L’US Army veut acheter au moins 1 million de drones en deux à trois ans
Difficile de faire plus clair : l’US Army entre dans l’ère des volumes. Dans un entretien avec Reuters, son secrétaire, Daniel Driscoll, fixe un cap simple à dire, ardu à tenir : acheter au moins un million de drones en deux à trois ans, puis maintenir une cadence de plusieurs centaines de milliers, voire de millions, chaque année. L’objectif dépasse l’équipement des unités ; l’armée américaine veut bâtir une filière de masse, capable de soutenir un conflit long, avec des systèmes conçus comme consommables.

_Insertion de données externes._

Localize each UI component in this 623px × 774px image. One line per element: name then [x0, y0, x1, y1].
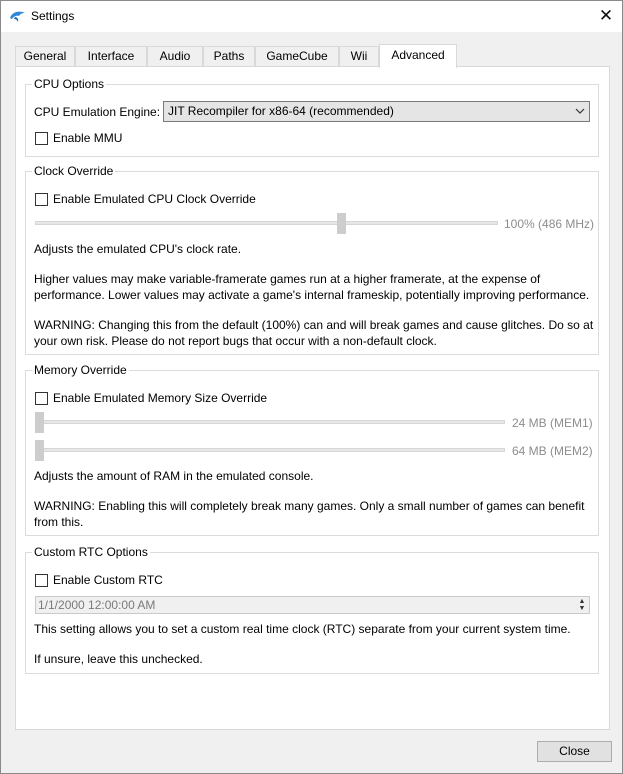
tab-advanced[interactable]: Advanced: [379, 44, 457, 68]
mem2-slider-track[interactable]: [35, 448, 505, 452]
clock-override-checkbox[interactable]: [35, 193, 48, 206]
rtc-hint: If unsure, leave this unchecked.: [34, 652, 203, 666]
clock-slider-thumb[interactable]: [337, 213, 346, 234]
spin-updown-icon[interactable]: ▲ ▼: [578, 598, 586, 612]
memory-desc: Adjusts the amount of RAM in the emulated console.: [34, 469, 314, 483]
mem1-slider-track[interactable]: [35, 420, 505, 424]
tab-audio[interactable]: Audio: [147, 46, 203, 67]
advanced-panel: [15, 66, 610, 730]
tab-gamecube[interactable]: GameCube: [255, 46, 339, 67]
cpu-options-group: [25, 77, 599, 157]
chevron-down-icon: [574, 105, 586, 117]
tab-paths[interactable]: Paths: [203, 46, 255, 67]
cpu-engine-select[interactable]: [163, 101, 590, 122]
mem1-slider-thumb[interactable]: [35, 412, 44, 433]
mem1-value: 24 MB (MEM1): [512, 416, 593, 430]
rtc-desc: This setting allows you to set a custom real time clock (RTC) separate from your current system time.: [34, 622, 571, 636]
custom-rtc-title: Custom RTC Options: [34, 545, 148, 559]
cpu-options-title: CPU Options: [34, 77, 105, 91]
clock-override-title: Clock Override: [34, 164, 114, 178]
memory-override-title: Memory Override: [34, 363, 127, 377]
custom-rtc-checkbox[interactable]: [35, 574, 48, 587]
memory-override-label: Enable Emulated Memory Size Override: [53, 391, 268, 405]
mem2-slider-thumb[interactable]: [35, 440, 44, 461]
rtc-datetime-value: 1/1/2000 12:00:00 AM: [38, 598, 156, 612]
custom-rtc-group: [25, 545, 599, 674]
memory-warning-line2: from this.: [34, 515, 84, 529]
title-bar: [1, 1, 622, 32]
tab-general[interactable]: General: [15, 46, 75, 67]
clock-slider-track[interactable]: [35, 221, 498, 225]
mmu-checkbox[interactable]: [35, 132, 48, 145]
custom-rtc-label: Enable Custom RTC: [53, 573, 163, 587]
clock-override-group: [25, 164, 599, 355]
clock-override-label: Enable Emulated CPU Clock Override: [53, 192, 256, 206]
dolphin-app-icon: [9, 9, 26, 23]
clock-warning-line1: WARNING: Changing this from the default (100%) can and will break games and cause glitches. Do so at: [34, 318, 594, 332]
close-button[interactable]: Close: [537, 741, 612, 762]
window-close-icon[interactable]: ✕: [598, 6, 614, 25]
clock-desc-line1: Higher values may make variable-framerate games run at a higher framerate, at the expense of: [34, 272, 541, 286]
memory-override-group: [25, 363, 599, 536]
cpu-engine-value: JIT Recompiler for x86-64 (recommended): [168, 104, 394, 118]
clock-desc: Adjusts the emulated CPU's clock rate.: [34, 242, 242, 256]
clock-desc-line2: performance. Lower values may activate a game's internal frameskip, potentially improving performance.: [34, 288, 590, 302]
clock-warning-line2: your own risk. Please do not report bugs that occur with a non-default clock.: [34, 334, 437, 348]
memory-override-checkbox[interactable]: [35, 392, 48, 405]
tab-wii[interactable]: Wii: [339, 46, 379, 67]
rtc-datetime-field[interactable]: [35, 596, 590, 614]
cpu-engine-label: CPU Emulation Engine:: [34, 105, 161, 119]
tab-interface[interactable]: Interface: [75, 46, 147, 67]
clock-slider-value: 100% (486 MHz): [504, 217, 595, 231]
memory-warning-line1: WARNING: Enabling this will completely break many games. Only a small number of games can benefit: [34, 499, 585, 513]
mmu-label: Enable MMU: [53, 131, 123, 145]
window-title: Settings: [31, 9, 75, 23]
mem2-value: 64 MB (MEM2): [512, 444, 593, 458]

Réduire la boucle concevoir-tester-produire
Le virage doctrinal s’affirme : le drone devient une munition. L’US Army délaisse les programmes « exquis », complexes et rares, et mise sur les FPV (First Person View), les quadricoptères armés et les porteurs légers de petites charges. Produire vite, standardiser, remplacer sans états d’âme. Pour y parvenir, elle lance le programme SkyFoundry sous l’égide de l’Army Materiel Command. Objectif : raccourcir la boucle concevoir–tester–produire, sécuriser les briques critiques (moteurs, capteurs, batteries, électroniques), fédérer un réseau de fournisseurs sur le sol américain et attirer des acteurs non traditionnels, y compris du civil (inspection d’infrastructures, livraison, sécurité).
L’US Army simplifie les règles d’achat pour commander plus vite et doter, d’ici fin 2026, les sections de combat de drones d’attaque à bas coût. Sur le terrain, elle multiplie les exercices : intégration interarmées, épreuves tactiques réalistes, apprentissage accéléré des gestes nouveaux. En parallèle, elle teste des défenses peu coûteuses — munitions filet, effets électromagnétiques synchronisés — pour contrer la prolifération d’engins bon marché mais meurtriers.
D’un flux de 50 000 à 1 million
Le défi, c’est la soutenabilité. Passer d’environ 50 000 drones par an à un million implique d’ouvrir des lignes d’assemblage redondantes, d’assurer l’accès aux matériaux critiques, de certifier des sous-ensembles à cadence élevée et d’organiser le soutien d’équipements… destinés à être perdus. S’y ajoutent des arbitrages budgétaires sensibles, un Congrès prompt à défendre ses programmes hérités, et la volonté de répartir la production sur plusieurs sites plutôt que de miser sur une méga-usine unique.
Depuis l’Ukraine, le fond de l’affaire saute aux yeux : l’attrition par drones ne relève plus de l’exception, elle s’impose comme la norme. La supériorité ne se joue plus seulement dans l’aérodynamique ou les algorithmes, mais dans la vitesse d’adaptation et la profondeur de la chaîne de valeur. Si l’US Army tient la promesse du million, l’avantage ira aux armées qui marient mieux le civil et le militaire, acceptent des cycles courts et industrialisent sans sacrifier l’usage. Et la France ? Elle dispose d’atouts, mais doit accélérer : sécuriser moteurs, batteries et électronique, fluidifier les achats, ouvrir grand aux PME et aux usages duals, intensifier l’essai-erreur sur le terrain et massifier drones comme la lutte anti-drones (LAD). Le prochain rapport de force se jouera aussi là, chez nous.